判例もこれを政治資金規正法を引きながら言います。
そのため、寄付は、ひとりひとりが個人の思想に基づいて自主的に決定すべきこととされます。
このように自主的に決定すべきことを多数決原理によって団体の意思として決定し強力を義務づけることはできないから
したがって、税理士会が政治団体に対して寄付をすることは目的の範囲外であるとしました。
たとえ、税理士に対して有利な法令を求めるロビイングでも同じです。
強制加入と寄付の協力義務
会員は強制的に会費を支払っており、支払われた会費から寄付金は拠出されます
税理士会には拠出された会費を税理士会の目的のために使うことができますが
この目的の範囲に含まれる行為の協力を求めても、思想・良心の自由を侵害しません。
そのため、目的の範囲外に当たる場合、違憲となると解することになるのです
判例の「自主的に決定すべきことを多数決原理によって団体の意思として決定し強力を義務づけることはできない」のところで、
国労広島地本事件(最判昭50.11.28)を引用しており、「強制加入であるかどうか」が重要な要素として考えられていることがわかります。
国労広島地本事件では、臨時組合費の納付義務を否定したのですが、
その理由は、労働組合を脱退すると大きな負担があり、組合を脱退する自由が事実上大きな制約を受けているからでした。
射程について
強制加入という点からだと、団体の意思決定に反対する自由が保障されうるようにも思えます。
ただ、政治資金という点、投票の自由という言い回しを使っていて意思は意思でも政治的意思という強い権利だったり、国労広島地本を引用して、強制加入の部分と権利の性質をあわせて強調しているからやっぱり政治資金を寄付しない自由までしか及ばないのかなとも思ったりします。
いずれにしても、あまり明確ではありません。
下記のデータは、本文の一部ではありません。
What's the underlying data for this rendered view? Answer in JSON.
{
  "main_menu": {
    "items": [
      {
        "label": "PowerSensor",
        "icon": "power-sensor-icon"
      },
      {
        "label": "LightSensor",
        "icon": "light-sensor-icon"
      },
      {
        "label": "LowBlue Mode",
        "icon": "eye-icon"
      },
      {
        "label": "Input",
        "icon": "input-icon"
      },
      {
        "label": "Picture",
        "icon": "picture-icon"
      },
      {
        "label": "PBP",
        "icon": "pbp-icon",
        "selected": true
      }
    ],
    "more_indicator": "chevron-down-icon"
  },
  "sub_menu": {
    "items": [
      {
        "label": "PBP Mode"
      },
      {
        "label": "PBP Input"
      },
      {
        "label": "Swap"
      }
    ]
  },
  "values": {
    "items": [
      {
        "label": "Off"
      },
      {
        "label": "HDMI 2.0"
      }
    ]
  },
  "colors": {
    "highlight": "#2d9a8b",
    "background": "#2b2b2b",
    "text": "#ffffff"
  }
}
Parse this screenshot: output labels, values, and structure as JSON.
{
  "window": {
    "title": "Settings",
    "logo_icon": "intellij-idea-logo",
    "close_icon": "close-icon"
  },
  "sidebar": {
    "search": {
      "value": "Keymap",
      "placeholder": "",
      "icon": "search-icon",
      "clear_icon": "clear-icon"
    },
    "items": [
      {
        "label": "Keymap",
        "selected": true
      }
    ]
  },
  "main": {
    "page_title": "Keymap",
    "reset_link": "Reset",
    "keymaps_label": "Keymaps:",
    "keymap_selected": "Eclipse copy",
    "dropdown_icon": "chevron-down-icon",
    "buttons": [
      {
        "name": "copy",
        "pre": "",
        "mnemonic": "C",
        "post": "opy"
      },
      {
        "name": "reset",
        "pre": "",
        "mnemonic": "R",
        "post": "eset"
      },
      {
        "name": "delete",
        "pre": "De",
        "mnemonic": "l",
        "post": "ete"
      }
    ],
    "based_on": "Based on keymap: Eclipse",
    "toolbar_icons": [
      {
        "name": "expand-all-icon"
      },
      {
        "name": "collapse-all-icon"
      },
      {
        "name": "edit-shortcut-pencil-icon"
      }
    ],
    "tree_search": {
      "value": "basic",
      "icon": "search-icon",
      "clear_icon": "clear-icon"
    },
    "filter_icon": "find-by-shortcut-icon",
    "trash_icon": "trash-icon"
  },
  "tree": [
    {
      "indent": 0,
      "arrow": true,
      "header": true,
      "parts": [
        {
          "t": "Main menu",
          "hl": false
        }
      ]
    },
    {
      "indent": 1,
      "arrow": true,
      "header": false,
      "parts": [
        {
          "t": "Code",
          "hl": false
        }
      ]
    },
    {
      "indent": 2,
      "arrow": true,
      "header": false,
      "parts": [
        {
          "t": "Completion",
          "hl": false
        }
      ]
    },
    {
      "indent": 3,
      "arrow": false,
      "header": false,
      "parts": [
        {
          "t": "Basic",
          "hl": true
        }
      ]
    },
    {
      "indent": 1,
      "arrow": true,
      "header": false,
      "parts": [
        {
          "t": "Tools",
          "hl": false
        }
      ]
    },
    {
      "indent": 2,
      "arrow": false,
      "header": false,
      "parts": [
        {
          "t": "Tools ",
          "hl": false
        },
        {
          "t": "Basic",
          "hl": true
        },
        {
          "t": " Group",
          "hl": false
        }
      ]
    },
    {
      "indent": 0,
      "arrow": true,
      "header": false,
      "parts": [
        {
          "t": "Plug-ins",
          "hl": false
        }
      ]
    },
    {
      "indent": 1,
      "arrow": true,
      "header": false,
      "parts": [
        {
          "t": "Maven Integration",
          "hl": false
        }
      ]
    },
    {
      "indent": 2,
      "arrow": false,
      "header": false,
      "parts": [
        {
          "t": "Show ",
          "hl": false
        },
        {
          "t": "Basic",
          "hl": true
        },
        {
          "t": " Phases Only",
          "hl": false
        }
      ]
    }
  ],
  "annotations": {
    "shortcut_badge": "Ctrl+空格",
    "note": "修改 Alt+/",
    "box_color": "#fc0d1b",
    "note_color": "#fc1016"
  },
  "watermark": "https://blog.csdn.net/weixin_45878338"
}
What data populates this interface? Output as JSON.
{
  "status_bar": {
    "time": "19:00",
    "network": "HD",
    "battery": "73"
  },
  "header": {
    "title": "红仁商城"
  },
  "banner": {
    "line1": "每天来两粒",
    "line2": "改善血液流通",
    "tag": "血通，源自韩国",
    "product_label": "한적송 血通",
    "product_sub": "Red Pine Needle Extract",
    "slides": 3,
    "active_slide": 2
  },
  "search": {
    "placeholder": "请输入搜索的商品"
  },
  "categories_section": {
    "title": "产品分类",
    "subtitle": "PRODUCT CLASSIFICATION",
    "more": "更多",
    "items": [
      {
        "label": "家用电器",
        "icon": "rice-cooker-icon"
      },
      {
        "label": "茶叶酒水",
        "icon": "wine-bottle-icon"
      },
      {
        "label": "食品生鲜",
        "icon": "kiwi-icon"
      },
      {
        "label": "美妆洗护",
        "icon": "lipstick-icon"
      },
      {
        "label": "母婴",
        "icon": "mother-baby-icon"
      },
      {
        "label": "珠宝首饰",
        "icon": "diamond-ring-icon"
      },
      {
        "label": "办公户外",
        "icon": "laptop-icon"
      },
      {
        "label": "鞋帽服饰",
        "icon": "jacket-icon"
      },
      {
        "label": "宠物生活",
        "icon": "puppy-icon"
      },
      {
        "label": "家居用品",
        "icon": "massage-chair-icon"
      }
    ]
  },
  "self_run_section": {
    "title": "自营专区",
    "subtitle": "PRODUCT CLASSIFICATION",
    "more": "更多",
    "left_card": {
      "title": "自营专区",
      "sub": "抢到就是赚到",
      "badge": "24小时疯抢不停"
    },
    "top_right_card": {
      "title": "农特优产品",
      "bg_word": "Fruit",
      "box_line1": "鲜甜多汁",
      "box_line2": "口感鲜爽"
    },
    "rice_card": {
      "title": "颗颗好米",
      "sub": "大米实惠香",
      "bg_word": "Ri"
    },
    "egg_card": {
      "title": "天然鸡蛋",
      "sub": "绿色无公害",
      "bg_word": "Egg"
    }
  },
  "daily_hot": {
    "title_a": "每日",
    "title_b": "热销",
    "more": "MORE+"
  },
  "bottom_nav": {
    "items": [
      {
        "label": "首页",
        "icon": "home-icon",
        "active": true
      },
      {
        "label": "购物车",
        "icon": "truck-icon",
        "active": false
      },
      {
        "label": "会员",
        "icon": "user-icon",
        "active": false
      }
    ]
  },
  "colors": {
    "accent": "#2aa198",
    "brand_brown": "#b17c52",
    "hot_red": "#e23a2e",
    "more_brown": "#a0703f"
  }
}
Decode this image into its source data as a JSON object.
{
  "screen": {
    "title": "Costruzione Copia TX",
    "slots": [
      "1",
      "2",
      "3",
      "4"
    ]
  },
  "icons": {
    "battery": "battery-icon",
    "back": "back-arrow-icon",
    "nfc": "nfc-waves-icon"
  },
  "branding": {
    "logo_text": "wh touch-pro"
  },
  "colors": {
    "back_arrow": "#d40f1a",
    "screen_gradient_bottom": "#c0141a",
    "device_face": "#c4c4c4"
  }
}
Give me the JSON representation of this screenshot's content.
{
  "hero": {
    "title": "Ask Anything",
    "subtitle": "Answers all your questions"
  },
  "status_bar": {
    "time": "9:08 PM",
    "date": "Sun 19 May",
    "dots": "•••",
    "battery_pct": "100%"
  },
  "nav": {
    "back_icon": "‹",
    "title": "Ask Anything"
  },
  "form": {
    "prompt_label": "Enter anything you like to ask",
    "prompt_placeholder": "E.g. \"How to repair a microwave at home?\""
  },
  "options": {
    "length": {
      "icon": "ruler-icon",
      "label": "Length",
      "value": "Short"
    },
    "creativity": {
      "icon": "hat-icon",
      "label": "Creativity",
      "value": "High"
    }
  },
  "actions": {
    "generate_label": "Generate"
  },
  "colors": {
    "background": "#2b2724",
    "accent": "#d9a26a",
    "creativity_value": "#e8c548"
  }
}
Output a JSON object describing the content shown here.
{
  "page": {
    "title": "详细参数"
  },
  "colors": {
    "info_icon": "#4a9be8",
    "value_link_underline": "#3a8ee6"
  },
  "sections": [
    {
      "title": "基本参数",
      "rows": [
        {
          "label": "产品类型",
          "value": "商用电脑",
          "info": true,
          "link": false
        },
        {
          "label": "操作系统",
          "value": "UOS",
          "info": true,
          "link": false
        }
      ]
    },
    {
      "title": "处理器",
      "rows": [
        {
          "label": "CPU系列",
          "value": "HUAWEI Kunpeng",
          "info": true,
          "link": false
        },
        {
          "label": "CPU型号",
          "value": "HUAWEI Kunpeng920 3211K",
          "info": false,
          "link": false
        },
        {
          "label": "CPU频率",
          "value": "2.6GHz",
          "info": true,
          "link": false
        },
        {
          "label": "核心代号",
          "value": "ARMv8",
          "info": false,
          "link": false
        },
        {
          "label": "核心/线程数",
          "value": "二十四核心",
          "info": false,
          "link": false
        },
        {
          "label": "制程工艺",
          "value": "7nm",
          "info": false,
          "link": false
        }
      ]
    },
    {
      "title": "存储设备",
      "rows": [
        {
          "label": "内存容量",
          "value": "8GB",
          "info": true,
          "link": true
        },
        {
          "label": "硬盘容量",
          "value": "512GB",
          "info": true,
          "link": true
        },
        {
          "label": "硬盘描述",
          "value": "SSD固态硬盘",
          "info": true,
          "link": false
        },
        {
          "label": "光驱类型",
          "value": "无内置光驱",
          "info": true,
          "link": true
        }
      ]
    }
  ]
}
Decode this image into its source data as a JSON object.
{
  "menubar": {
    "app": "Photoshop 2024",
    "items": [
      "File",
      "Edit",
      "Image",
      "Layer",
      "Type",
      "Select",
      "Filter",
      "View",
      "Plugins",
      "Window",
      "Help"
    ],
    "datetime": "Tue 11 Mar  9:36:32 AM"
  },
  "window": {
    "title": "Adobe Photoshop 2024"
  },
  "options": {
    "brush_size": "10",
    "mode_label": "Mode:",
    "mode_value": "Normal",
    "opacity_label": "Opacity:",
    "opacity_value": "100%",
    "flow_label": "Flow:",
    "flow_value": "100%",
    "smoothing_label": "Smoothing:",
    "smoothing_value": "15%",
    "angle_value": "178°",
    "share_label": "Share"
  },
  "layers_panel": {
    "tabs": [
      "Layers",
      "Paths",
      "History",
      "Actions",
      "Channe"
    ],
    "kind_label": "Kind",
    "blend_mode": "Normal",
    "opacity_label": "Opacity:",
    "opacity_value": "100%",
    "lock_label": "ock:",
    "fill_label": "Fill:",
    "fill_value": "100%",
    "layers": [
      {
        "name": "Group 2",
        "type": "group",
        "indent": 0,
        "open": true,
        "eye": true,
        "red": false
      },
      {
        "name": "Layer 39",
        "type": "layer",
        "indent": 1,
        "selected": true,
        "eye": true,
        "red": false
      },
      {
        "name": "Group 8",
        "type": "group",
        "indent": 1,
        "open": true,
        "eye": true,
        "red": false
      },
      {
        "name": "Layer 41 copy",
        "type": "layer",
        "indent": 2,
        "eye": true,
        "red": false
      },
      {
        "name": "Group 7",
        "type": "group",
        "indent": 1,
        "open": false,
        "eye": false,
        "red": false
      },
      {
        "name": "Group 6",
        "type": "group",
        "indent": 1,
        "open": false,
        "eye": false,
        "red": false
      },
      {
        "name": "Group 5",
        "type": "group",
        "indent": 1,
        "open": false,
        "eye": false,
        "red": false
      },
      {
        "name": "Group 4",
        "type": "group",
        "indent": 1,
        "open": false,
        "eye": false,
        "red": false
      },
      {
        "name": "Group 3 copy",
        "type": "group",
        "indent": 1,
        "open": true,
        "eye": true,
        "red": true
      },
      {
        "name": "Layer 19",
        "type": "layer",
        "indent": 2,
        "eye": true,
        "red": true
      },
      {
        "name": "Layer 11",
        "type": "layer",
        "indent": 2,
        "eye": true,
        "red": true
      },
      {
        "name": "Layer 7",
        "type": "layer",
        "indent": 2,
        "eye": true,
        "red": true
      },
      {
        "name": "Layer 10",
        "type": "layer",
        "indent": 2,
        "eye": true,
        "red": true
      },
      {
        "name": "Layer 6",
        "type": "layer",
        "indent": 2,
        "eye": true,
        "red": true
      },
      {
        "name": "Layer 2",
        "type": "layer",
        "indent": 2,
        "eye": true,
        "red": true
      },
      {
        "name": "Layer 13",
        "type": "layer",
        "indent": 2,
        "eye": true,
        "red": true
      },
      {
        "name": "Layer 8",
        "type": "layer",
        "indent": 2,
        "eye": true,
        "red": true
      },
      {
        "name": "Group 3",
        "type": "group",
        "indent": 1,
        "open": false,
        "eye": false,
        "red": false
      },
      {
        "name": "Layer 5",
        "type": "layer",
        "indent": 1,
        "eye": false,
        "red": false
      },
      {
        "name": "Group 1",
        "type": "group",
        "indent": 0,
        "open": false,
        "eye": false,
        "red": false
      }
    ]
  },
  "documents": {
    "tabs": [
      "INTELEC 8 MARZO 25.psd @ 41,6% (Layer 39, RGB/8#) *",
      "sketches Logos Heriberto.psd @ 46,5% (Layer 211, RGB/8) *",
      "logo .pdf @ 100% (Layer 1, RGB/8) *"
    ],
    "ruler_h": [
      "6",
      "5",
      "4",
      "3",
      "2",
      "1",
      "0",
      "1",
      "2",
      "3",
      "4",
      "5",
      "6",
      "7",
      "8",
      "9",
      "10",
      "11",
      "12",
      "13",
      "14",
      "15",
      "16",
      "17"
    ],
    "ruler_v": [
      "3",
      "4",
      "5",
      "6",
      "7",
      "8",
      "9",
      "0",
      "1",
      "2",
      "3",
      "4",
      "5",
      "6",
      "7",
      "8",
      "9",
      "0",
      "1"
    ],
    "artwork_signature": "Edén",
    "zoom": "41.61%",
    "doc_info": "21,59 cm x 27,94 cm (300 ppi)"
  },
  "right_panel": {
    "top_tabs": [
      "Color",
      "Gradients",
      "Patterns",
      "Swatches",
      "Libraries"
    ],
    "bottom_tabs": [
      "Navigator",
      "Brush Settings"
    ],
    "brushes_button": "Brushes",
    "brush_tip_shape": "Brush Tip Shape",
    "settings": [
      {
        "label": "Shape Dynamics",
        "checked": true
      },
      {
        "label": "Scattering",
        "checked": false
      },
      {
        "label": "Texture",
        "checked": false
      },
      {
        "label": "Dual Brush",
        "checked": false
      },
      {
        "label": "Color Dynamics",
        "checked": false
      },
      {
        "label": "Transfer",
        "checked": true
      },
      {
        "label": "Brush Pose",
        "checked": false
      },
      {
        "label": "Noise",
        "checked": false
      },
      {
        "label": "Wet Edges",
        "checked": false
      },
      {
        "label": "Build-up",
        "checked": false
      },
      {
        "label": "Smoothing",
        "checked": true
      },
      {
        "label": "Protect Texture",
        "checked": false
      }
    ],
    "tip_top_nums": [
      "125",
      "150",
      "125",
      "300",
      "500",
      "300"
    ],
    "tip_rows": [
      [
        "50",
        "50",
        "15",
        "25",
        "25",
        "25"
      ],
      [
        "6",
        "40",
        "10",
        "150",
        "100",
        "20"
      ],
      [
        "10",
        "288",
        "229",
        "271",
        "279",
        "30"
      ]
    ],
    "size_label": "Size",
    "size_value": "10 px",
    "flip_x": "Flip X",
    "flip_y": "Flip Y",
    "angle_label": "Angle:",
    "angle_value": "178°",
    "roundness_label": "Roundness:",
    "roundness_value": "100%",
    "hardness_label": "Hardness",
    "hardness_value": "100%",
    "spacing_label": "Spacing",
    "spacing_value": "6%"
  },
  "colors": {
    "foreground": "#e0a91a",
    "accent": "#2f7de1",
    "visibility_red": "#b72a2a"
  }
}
しかし、それは団体が世の中にたくさんあるから、それぞれの団体によって、個別に考えたいからだと思います。
『税理士会が強制加入団体であり、その会員に実質的に脱退の自由が保障されていないことからすると、その目的の範囲を判断するに当たっては、会員の思想・信条の自由との関係で特別の考慮が必要である。税理士会が政党など政治資金規正法上の政治団体に対して金員を寄付することは、その寄付をするかどうかが選挙における投票の自由と表裏を成すものとして会員各人が市民としての個人的な政治的思想等に基づいて自主的に決定すべき事柄である以上、たとい税理士に係る法令の制定改廃に関する要求を実現するためであっても、税理士会の目的の範囲外の行為である。』(最判平8・3・19)
ということで、今回は以上です。お読みいただきありがとうございました。